Grippe

Grippe : étendre et cibler la couverture vaccinale

Grippe : étendre et cibler la couverture vaccinale

Chaque année, un Belge sur 10 est infecté par le virus. Les autorités sanitaires veulent réduire la circulation du virus.

Reporters / BSIP

Difficile de se l’imaginer au beau milieude l’été, mais d’ici quelques mois,la grippe saisonnière frappera de nouveau.

Il n’est pas possible d’augmenter aisément la production de vaccins antigrippes, produits principalement à partir d’œufs. Le nombre de doses disponibles reste donc limité au niveau national. Face à ce risque de pénurie, des choix doivent s’opérer. À la demande de la Conférence interministérielle Santé publique, le Centre Fédéral d’Expertise des Soins de Santé (KCE) a évalué différentes stratégies de vaccination antigrippale. Afin de déterminer celles qui généreraient les plus grands bénéfices en termes de santé par euro dépensé.

La pneumonie en complication

«À cause des complications de la grippe, de nombreux enfants sont hospitalisés», témoigne le Dr Hanquet qui a mené l’étude avec d’autres chercheurs. Chez les sujets en bonne santé, la grippe ne provoque généralement que les symptômes bien connus, fièvre, douleurs musculaires et infections respiratoires. Ils disparaîtront spontanément après une petite semaine. Mais la grippe peut aussi être source de complications graves. Comme la pneumonie parmi les groupes plus vulnérables, tels les personnes âgées, les enfants et les patients souffrant de maladies chroniques.

Des chercheurs de l’université d’Anvers et de l’université de Hasselt ont modélisé plus de 5 600 scénarios de vaccinations différents pour le KCE. Les chercheurs ont démontré un bon rapport coût-efficacité d’une augmentation de la vaccination des groupes à risque actuels, telle que recommandée par le Conseil Supérieur de la Santé. Ces groupes incluent les personnes de plus de 65 ans, les personnes souffrant d’affections chroniques sous-jacentes (entre autres les affections des poumons, du cœur, du foie, des reins, le diabète, les troubles neuromusculaires ou immunitaires), ainsi que les femmes enceintes. La vaccination du personnel soignant s’avère aussi «coût-efficace».
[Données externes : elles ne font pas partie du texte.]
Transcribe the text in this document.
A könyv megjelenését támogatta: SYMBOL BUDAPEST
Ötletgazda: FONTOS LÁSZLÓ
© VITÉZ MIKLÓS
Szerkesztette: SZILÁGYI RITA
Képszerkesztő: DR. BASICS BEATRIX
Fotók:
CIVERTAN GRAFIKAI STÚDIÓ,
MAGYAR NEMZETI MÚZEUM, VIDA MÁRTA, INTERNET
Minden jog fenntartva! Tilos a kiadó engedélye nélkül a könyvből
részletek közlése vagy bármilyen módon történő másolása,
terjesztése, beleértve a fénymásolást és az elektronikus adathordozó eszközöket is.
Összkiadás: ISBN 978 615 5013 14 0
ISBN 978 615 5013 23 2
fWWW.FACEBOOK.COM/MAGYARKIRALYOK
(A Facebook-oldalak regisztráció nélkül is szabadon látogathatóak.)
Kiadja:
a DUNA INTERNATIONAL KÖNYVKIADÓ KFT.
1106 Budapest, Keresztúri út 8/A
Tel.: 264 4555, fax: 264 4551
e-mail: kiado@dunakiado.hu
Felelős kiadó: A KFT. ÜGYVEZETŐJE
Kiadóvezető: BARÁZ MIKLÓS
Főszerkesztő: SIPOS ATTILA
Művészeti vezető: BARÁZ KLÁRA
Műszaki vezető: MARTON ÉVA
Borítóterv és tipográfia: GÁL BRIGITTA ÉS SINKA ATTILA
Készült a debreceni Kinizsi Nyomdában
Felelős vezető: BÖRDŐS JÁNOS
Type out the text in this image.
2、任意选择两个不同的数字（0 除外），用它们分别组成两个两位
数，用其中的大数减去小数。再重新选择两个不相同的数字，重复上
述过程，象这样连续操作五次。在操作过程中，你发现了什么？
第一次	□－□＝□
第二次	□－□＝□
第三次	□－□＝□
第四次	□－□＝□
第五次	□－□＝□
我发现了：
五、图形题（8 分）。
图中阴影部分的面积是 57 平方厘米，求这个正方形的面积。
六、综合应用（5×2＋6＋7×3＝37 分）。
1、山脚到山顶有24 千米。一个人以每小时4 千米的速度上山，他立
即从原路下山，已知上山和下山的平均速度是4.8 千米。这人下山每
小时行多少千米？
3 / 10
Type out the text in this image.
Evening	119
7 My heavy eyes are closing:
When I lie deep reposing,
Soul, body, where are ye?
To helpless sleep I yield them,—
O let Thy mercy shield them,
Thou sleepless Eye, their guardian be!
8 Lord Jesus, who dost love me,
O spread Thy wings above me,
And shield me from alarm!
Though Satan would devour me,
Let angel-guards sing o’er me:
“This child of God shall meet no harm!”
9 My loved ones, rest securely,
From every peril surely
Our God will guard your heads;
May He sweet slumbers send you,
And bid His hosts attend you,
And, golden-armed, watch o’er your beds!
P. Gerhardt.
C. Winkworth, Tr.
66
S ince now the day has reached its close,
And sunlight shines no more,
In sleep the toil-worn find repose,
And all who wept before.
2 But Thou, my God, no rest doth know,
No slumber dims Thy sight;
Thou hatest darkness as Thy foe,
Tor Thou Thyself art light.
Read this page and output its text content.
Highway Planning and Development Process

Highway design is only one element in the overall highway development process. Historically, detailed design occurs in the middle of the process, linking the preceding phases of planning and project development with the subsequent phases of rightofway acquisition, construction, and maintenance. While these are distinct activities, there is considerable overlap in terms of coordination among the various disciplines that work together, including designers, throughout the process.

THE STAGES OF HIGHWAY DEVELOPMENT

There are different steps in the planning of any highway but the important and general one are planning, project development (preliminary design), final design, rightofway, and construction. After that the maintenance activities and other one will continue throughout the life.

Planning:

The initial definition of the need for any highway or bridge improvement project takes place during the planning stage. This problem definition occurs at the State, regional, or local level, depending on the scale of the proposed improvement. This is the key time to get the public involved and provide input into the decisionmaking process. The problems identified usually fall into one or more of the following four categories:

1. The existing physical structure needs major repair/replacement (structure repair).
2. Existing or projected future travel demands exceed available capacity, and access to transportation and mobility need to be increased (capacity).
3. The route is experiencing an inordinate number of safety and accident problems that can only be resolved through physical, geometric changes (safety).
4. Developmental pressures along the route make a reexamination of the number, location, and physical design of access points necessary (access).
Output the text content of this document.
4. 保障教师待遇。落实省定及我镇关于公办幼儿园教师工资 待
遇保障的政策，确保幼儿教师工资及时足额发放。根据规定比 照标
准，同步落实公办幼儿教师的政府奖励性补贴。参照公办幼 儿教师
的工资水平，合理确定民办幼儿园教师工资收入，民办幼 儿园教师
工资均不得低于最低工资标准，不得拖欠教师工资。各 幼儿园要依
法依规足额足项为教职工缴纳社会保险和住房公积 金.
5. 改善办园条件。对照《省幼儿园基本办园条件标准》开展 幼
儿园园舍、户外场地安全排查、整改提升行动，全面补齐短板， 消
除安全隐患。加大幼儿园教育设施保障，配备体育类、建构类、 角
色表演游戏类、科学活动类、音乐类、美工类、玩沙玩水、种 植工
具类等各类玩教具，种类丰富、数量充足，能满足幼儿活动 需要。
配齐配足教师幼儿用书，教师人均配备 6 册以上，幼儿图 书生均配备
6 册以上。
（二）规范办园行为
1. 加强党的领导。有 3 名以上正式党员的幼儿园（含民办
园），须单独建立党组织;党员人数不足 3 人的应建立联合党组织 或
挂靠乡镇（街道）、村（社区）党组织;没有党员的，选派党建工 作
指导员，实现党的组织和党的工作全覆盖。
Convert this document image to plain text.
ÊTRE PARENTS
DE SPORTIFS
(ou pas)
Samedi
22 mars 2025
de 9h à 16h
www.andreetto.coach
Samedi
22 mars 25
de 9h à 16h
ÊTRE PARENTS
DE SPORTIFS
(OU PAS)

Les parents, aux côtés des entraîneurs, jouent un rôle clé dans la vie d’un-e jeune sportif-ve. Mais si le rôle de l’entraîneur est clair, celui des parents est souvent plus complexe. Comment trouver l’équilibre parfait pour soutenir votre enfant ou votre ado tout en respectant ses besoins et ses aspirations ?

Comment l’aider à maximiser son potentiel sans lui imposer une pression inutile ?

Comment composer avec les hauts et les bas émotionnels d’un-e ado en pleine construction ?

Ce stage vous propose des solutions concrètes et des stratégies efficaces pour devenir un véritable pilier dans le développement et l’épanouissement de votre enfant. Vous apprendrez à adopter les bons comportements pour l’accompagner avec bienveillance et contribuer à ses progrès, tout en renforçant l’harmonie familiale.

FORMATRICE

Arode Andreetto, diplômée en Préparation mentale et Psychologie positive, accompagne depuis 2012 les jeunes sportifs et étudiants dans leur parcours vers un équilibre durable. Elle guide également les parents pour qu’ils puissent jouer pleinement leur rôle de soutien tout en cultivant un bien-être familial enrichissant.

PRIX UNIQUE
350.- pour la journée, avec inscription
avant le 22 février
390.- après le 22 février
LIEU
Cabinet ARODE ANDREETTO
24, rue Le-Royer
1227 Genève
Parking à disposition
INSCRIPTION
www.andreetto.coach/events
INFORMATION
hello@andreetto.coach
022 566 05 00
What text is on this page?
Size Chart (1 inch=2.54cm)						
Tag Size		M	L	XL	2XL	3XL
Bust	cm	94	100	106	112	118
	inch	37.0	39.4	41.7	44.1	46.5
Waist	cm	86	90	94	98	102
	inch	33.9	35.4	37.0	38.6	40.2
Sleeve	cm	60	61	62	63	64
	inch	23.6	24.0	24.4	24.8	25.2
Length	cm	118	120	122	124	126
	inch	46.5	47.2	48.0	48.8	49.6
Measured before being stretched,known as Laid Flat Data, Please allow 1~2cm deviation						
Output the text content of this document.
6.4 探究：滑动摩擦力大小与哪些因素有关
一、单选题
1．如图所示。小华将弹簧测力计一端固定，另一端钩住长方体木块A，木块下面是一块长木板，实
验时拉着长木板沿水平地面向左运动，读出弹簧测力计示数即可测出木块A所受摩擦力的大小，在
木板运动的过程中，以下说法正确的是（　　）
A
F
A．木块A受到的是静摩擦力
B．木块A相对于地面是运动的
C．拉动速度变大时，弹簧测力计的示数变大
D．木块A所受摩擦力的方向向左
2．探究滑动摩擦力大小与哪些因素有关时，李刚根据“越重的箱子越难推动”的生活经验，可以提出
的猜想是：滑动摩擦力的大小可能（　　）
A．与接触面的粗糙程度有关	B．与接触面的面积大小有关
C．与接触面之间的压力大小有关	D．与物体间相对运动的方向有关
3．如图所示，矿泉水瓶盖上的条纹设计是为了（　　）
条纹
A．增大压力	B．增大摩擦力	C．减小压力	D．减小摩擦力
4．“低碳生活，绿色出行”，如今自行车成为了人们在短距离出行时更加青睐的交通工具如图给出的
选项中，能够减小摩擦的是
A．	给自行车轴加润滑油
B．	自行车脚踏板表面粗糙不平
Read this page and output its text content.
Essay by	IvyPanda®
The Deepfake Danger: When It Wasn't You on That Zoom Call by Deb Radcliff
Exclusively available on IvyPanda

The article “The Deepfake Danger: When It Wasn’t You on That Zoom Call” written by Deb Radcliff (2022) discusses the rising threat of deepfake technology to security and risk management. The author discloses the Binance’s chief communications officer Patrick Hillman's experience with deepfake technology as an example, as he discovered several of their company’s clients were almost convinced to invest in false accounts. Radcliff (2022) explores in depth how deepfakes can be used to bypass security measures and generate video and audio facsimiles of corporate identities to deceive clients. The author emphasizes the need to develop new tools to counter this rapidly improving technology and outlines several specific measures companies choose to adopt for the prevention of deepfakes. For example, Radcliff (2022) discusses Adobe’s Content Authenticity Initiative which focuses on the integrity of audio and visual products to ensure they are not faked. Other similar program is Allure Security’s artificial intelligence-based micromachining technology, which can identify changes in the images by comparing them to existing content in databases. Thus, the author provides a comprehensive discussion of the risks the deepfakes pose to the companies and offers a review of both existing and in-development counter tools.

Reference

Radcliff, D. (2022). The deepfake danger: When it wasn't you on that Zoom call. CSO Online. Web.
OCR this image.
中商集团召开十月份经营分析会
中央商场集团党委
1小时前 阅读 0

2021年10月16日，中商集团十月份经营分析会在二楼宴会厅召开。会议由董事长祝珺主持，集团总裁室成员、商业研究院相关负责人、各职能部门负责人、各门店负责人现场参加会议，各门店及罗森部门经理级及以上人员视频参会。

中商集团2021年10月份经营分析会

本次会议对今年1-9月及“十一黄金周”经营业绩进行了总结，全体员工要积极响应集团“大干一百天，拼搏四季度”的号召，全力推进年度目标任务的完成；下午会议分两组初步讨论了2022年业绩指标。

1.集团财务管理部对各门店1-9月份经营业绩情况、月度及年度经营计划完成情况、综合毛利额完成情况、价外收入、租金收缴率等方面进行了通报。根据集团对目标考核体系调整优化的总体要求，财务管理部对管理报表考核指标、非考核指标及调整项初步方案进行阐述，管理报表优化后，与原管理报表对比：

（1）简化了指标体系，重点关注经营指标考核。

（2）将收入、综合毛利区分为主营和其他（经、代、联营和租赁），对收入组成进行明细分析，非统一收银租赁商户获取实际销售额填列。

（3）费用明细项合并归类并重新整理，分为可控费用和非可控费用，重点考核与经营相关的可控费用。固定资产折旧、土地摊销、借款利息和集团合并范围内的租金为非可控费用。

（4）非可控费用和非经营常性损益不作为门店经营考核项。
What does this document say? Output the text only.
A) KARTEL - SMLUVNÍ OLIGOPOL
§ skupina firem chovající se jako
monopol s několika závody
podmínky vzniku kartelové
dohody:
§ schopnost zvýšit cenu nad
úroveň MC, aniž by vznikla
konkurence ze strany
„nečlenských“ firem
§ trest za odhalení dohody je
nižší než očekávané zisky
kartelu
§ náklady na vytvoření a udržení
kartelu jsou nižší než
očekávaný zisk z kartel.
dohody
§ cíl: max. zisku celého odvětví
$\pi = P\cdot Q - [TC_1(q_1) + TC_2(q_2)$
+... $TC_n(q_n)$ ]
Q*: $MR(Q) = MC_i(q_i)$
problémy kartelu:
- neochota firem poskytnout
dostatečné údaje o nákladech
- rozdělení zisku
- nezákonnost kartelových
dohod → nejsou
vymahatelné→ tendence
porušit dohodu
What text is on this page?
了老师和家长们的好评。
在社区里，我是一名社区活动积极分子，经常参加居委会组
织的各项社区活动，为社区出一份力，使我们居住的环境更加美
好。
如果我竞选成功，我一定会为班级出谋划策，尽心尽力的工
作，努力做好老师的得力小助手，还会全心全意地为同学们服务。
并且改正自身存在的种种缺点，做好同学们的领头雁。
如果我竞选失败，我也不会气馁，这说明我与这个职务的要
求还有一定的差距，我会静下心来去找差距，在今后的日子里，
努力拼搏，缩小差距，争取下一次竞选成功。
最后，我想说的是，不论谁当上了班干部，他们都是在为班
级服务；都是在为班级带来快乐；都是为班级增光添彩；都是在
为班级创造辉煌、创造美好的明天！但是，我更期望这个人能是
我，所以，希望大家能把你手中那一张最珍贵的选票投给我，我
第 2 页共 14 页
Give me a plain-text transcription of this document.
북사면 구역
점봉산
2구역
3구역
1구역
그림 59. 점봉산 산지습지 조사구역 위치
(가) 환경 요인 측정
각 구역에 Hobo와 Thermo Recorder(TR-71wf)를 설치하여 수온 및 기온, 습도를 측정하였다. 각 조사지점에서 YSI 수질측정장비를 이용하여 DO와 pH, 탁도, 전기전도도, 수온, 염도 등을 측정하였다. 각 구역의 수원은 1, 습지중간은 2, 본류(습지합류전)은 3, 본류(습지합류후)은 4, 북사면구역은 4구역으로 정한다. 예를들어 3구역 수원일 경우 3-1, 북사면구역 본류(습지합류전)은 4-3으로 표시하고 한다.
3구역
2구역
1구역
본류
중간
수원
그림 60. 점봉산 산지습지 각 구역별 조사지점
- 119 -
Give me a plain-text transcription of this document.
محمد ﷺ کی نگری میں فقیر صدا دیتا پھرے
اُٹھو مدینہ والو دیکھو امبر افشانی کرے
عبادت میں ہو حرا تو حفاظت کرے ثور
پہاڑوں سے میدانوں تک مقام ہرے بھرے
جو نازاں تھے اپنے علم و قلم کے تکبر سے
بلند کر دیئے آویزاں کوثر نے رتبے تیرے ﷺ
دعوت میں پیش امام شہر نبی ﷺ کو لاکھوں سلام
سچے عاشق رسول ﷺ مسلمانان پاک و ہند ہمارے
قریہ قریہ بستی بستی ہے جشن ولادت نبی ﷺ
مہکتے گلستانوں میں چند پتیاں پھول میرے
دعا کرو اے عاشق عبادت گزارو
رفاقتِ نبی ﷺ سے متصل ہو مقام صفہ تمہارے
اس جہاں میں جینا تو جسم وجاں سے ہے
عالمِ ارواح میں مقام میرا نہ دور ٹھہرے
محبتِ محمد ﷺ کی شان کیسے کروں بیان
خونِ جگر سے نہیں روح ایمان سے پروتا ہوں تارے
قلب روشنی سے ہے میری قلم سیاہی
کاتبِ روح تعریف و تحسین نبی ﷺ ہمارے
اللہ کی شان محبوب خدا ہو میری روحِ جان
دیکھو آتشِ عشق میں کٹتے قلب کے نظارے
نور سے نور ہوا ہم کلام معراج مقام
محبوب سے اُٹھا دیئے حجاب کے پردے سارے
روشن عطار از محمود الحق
Réduire le coût d’un quart

Mais pour les enfants, la vaccination n’offrirait un bon rapport «coût-efficacité» que si les coûts de cette vaccination diminuaient d’un quart.

« Si les parents passent par le généraliste, puis la pharmacie pour acheter le vaccin, le rapport coût-efficacité ne pourra être réduit de 25 %. Par contre, en l’administrant par les services de santé scolaire ou par l’ONE, ce serait possible», poursuit la doctoresse.

Resterait à convaincre les parents pour cette vaccination contre la grippe qui n’aurait rien d’obligatoire. D’autres pays européens la recommandent (Autriche, Slovénie, Finlande, Estonie) .

« Nous avons testé deux vaccins différents. Le plus facile à administrer est l’intransal, mais il n’est encore disponible sur le marché», ajoute le Dr Hanquet. Il ressort encore du rapport du KCE que : « La vaccination universelle des enfants contre la grippe ne permet pas de protéger de manière suffisante les adultes (y compris ceux à risque). Elle ne peut dès lors pas remplacer la vaccination des adultes. Une augmentation de la couverture vaccinale de tous les adultes de plus de 50 ans réduirait de manière significative le nombre d’hospitalisations et de décès dus à la grippe, mais entraînerait un coût élevé étant donné qu’il s’agit d’un très grand groupe. Ce coût élevé pourrait toutefois être compensé par une diminution correspondante de la vaccination des adultes en bonne santé entre 18-49 ans».